I was walking my dog today and noticed that our approach created an incredibly agile retreat on the part of a squirrel. The hypervigilant little bugger hurtled itself up the trunk of a tree and before I could say, “Holy Acrobatics Batman,” it had launched into yet another tree and was leaping across tree tops in Olympic style. Intense.
It got me thinking about squirrels in general.
Their nests… How do they occupy that pile of leaves nestled in the branches? Is there space in there, or do they pile in and warm each other with their furry bodies? It doesn’t look particularly inviting, especially in the snow and wind. Definitely not Five Star and totally without amenities.
Their diet… Acorns that are buried for a while are pretty grim culinary fare. Damp acorns, cold acorns, old acorns. Considering the energy squirrels spend launching from tree to tree and the number of calories needed to stay warm, it hardly seems enough to munch on those nasty tidbits.
Their poop… I don’t want to be indelicate, but given the number of squirrels that are running around, doesn’t it surprise you that we aren’t up to our eyebrows in squirrel poop? I don’t know if I’ve ever seen squirrel poop, now that I think about it. Maybe eating nasty acorns doesn’t produce a lot of waste, but there ARE a lot of squirrels out there.
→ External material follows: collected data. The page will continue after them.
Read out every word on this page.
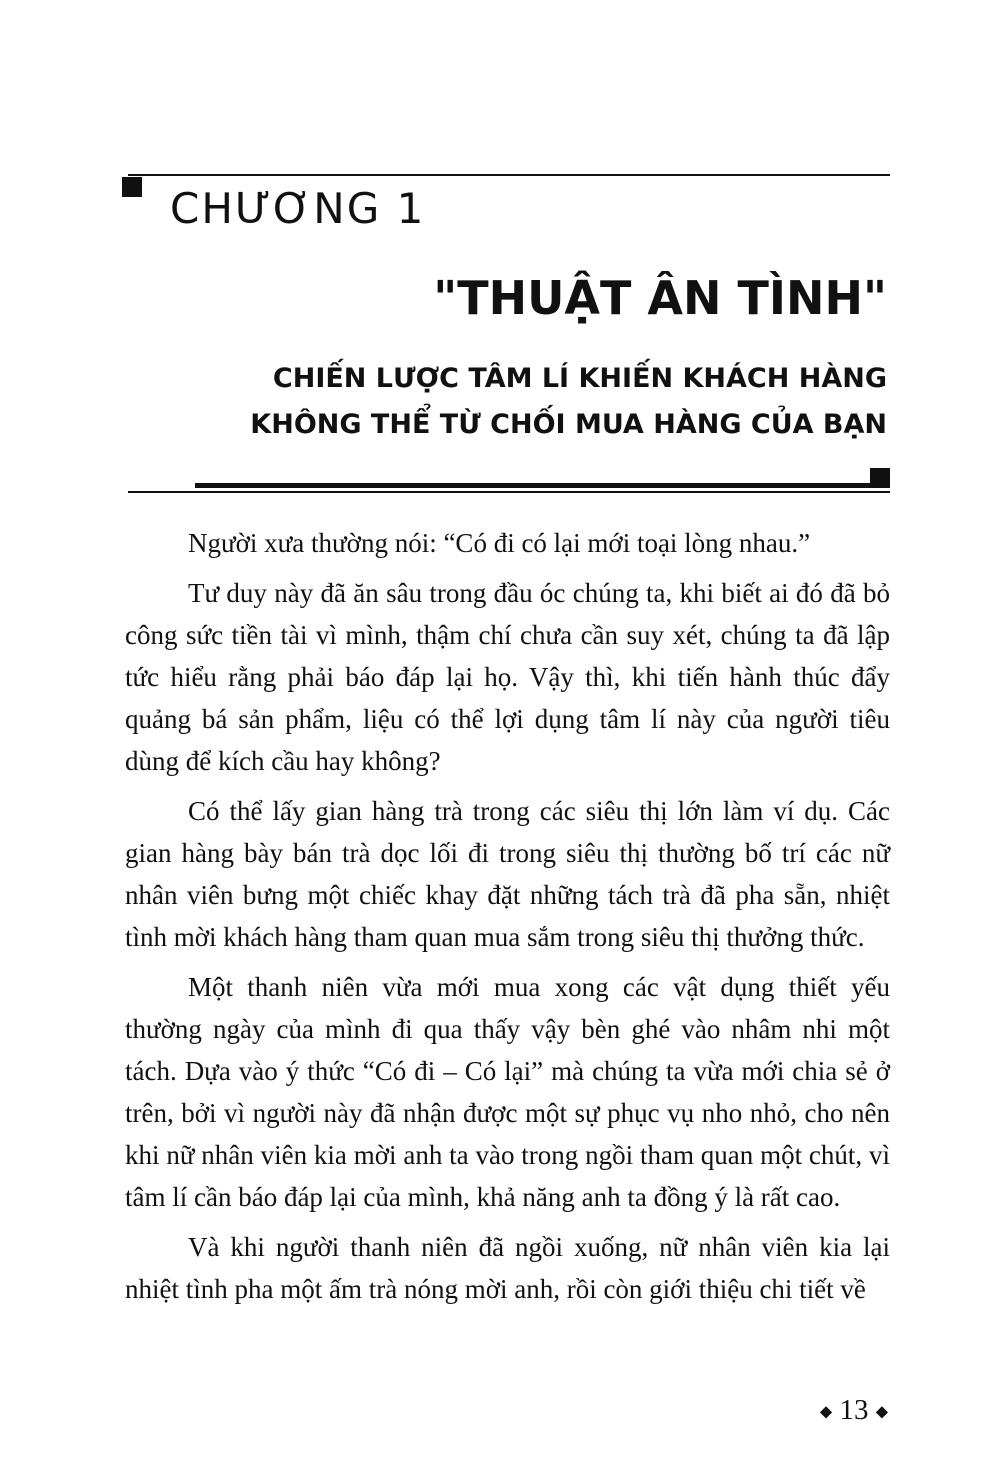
CHƯƠNG 1
"THUẬT ÂN TÌNH"
CHIẾN LƯỢC TÂM LÍ KHIẾN KHÁCH HÀNG
KHÔNG THỂ TỪ CHỐI MUA HÀNG CỦA BẠN

Người xưa thường nói: “Có đi có lại mới toại lòng nhau.”

Tư duy này đã ăn sâu trong đầu óc chúng ta, khi biết ai đó đã bỏ công sức tiền tài vì mình, thậm chí chưa cần suy xét, chúng ta đã lập tức hiểu rằng phải báo đáp lại họ. Vậy thì, khi tiến hành thúc đẩy quảng bá sản phẩm, liệu có thể lợi dụng tâm lí này của người tiêu dùng để kích cầu hay không?

Có thể lấy gian hàng trà trong các siêu thị lớn làm ví dụ. Các gian hàng bày bán trà dọc lối đi trong siêu thị thường bố trí các nữ nhân viên bưng một chiếc khay đặt những tách trà đã pha sẵn, nhiệt tình mời khách hàng tham quan mua sắm trong siêu thị thưởng thức.

Một thanh niên vừa mới mua xong các vật dụng thiết yếu thường ngày của mình đi qua thấy vậy bèn ghé vào nhâm nhi một tách. Dựa vào ý thức “Có đi – Có lại” mà chúng ta vừa mới chia sẻ ở trên, bởi vì người này đã nhận được một sự phục vụ nho nhỏ, cho nên khi nữ nhân viên kia mời anh ta vào trong ngồi tham quan một chút, vì tâm lí cần báo đáp lại của mình, khả năng anh ta đồng ý là rất cao.

Và khi người thanh niên đã ngồi xuống, nữ nhân viên kia lại nhiệt tình pha một ấm trà nóng mời anh, rồi còn giới thiệu chi tiết về

◆ 13 ◆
Their demise… Yes, there are occasional squirrels that have been cut down in the prime of life via auto mishaps, but do any die of old age? Are the ones that lose their battles with vehicles the old ones? Do squirrels turn grey as they age? Hmm, they already are grey.
As I write this, I guess I’m understanding why squirrels look so anxious. I’m also figuring that when I’m done with an apple or other fruit, I may put the remains out for those poor creatures. Notwithstanding the commercial with the woman reading a magazine complaining of squirrels in the attic while her son wards off terrorists, I’ll muster some compassion. You?